Since 2019, former Facebook exec Chamath Palihapitiya has been on a SPAC spree, launching and participating in 12 SPACs so far (he says he has reserved tickers “from IPOA to IPOZ”) six of which have been PIPE deals ranging from rare earth metals and 3D printing, to electric buses and pay-per-mile insurance.
Not quite risky business
While blank checks and private investors have stolen the shine over the past two years, deals structured around risk-sharing have also seen a rise. Joint ventures and minority investments, (deals where several investors pool their resources) and club deals (a strategy where two or more private equity firms or investors jointly purchase a business) have also been a choice creative strategy.
In May, Francisco Partners and TPG Capital banded together in a club deal to acquire Boomi, a provider of cloud-based integration services owned by Dell Technologies. The cash transaction, valued at $4 billion, is expected to close by the end of 2021. According to Pitchbook, the deal sits in line with private equity firms amassing around $721 billion in dry powder as of June 30, 2020.
But it’s not just about the amount of dry powder sitting around – some are taking a more defensive view of the M&A market, according to the Harvard Law School survey. Deals are making use of equity clawbacks, a provision that gives the seller benefits if the buyer turns around and sells the business. These look like convertible debt investments, which use debt securities with equity conversion rights; and contingent consideration/earn-outs, additional payments that can go to the seller if the sold business hits agreed-upon performance targets or other criteria. It’s about building protection into the transactions themselves and eliminating some elements of risk.
Back to basics
Of course, the creative dealmaking emergence wouldn’t be much of a movement without some pushback. SPACs are still feeling some SEC heat but that doesn’t necessarily mean an end to the strategy. And if SPACs stay trendy, PIPEs will be right there beside them. “For SPACs, PIPE transactions have proven to be essential in order to mitigate the risks associated with potential shareholder redemptions,” Anna Pinedo, a partner at Mayer Brown LLP told Financier Worldwide. “As a result, it is fair to say that PIPE transactions are here to stay.”

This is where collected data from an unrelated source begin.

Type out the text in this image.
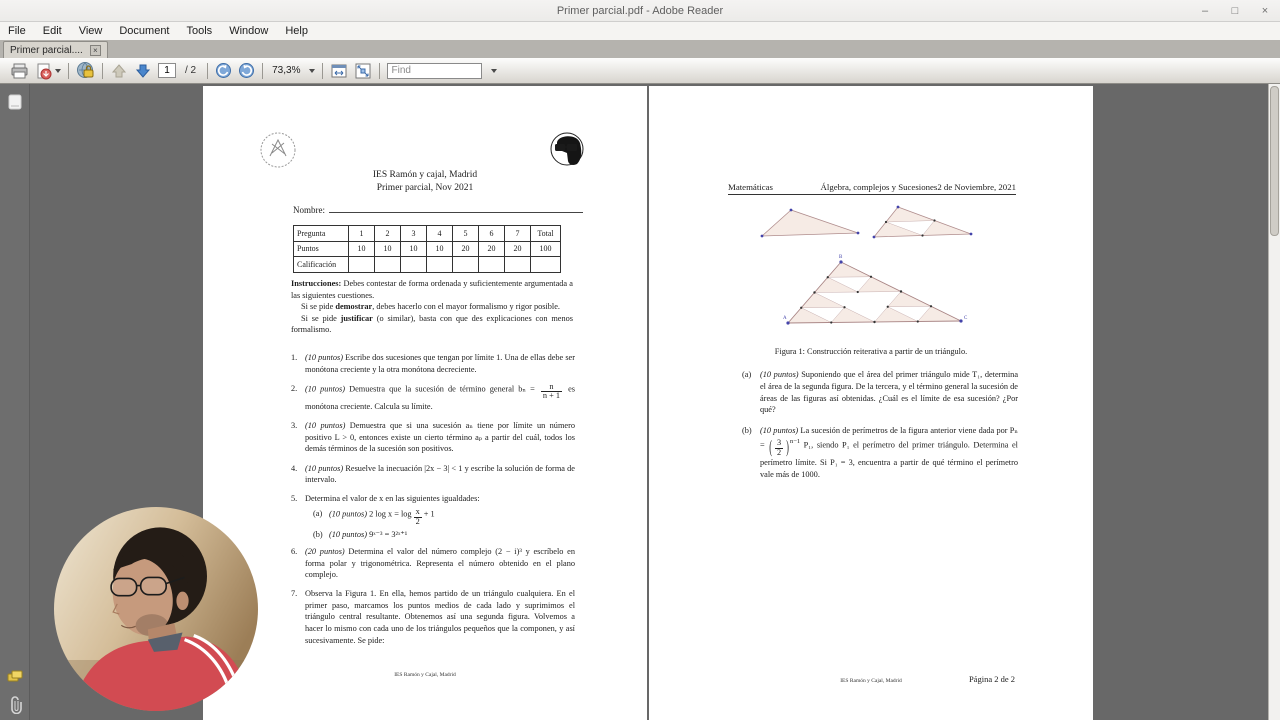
Primer parcial.pdf - Adobe Reader	–	□	×
File Edit View Document Tools Window Help
Primer parcial....	×
1
/ 2	73,3%
Find
IES Ramón y cajal, Madrid
Primer parcial, Nov 2021
Nombre:
Pregunta	1	2	3	4	5	6	7	Total
Puntos	10	10	10	10	20	20	20	100
Calificación								
Instrucciones: Debes contestar de forma ordenada y suficientemente argumentada a las siguientes cuestiones.
Si se pide demostrar, debes hacerlo con el mayor formalismo y rigor posible.
Si se pide justificar (o similar), basta con que des explicaciones con menos formalismo.
1. (10 puntos) Escribe dos sucesiones que tengan por límite 1. Una de ellas debe ser monótona creciente y la otra monótona decreciente.
2. (10 puntos) Demuestra que la sucesión de término general $b_n = \frac{n}{n + 1}$ es monótona creciente. Calcula su límite.
3. (10 puntos) Demuestra que si una sucesión aₙ tiene por límite un número positivo L > 0, entonces existe un cierto término aₚ a partir del cuál, todos los demás términos de la sucesión son positivos.
4. (10 puntos) Resuelve la inecuación |2x − 3| < 1 y escribe la solución de forma de intervalo.
5. Determina el valor de x en las siguientes igualdades:
(a) (10 puntos) 2 $\log x = \log \frac{x}{2} + 1$
(b) (10 puntos) 9ˣ⁻³ = 3²ˣ⁺¹
6. (20 puntos) Determina el valor del número complejo (2 − i)³ y escríbelo en forma polar y trigonométrica. Representa el número obtenido en el plano complejo.
7. Observa la Figura 1. En ella, hemos partido de un triángulo cualquiera. En el primer paso, marcamos los puntos medios de cada lado y suprimimos el triángulo central resultante. Obtenemos así una segunda figura. Volvemos a hacer lo mismo con cada uno de los triángulos pequeños que la componen, y así sucesivamente. Se pide:
IES Ramón y Cajal, Madrid
Matemáticas	Álgebra, complejos y Sucesiones2 de Noviembre, 2021
A
B
C
Figura 1: Construcción reiterativa a partir de un triángulo.
(a)	(10 puntos) Suponiendo que el área del primer triángulo mide T₁, determina el área de la segunda figura. De la tercera, y el término general la sucesión de áreas de las figuras así obtenidas. ¿Cuál es el límite de esa sucesión? ¿Por qué?
(b)	(10 puntos) La sucesión de perímetros de la figura anterior viene dada por Pₙ = ( $\frac{3}{2} )^{n-1}$ P₁, siendo P₁ el perímetro del primer triángulo. Determina el perímetro límite. Si P₁ = 3, encuentra a partir de qué término el perímetro vale más de 1000.
IES Ramón y Cajal, Madrid	Página 2 de 2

As for club deals, there have been antitrust concerns in the past. But let’s not forget, these creative dealmaking structures may be trendy amidst market volatility, but they aren’t new.
“Many of the strategies employed by dealmakers over the past 12 months are tried, tested and largely trusted,” write the authors of the Harvard Law School study. “This is to be welcomed – in challenging conditions, dealmakers need solutions they know they can fall back on in order to participate in the market.”
It’s a new world out there and that requires a creative approach. Even if that means reviving old tricks.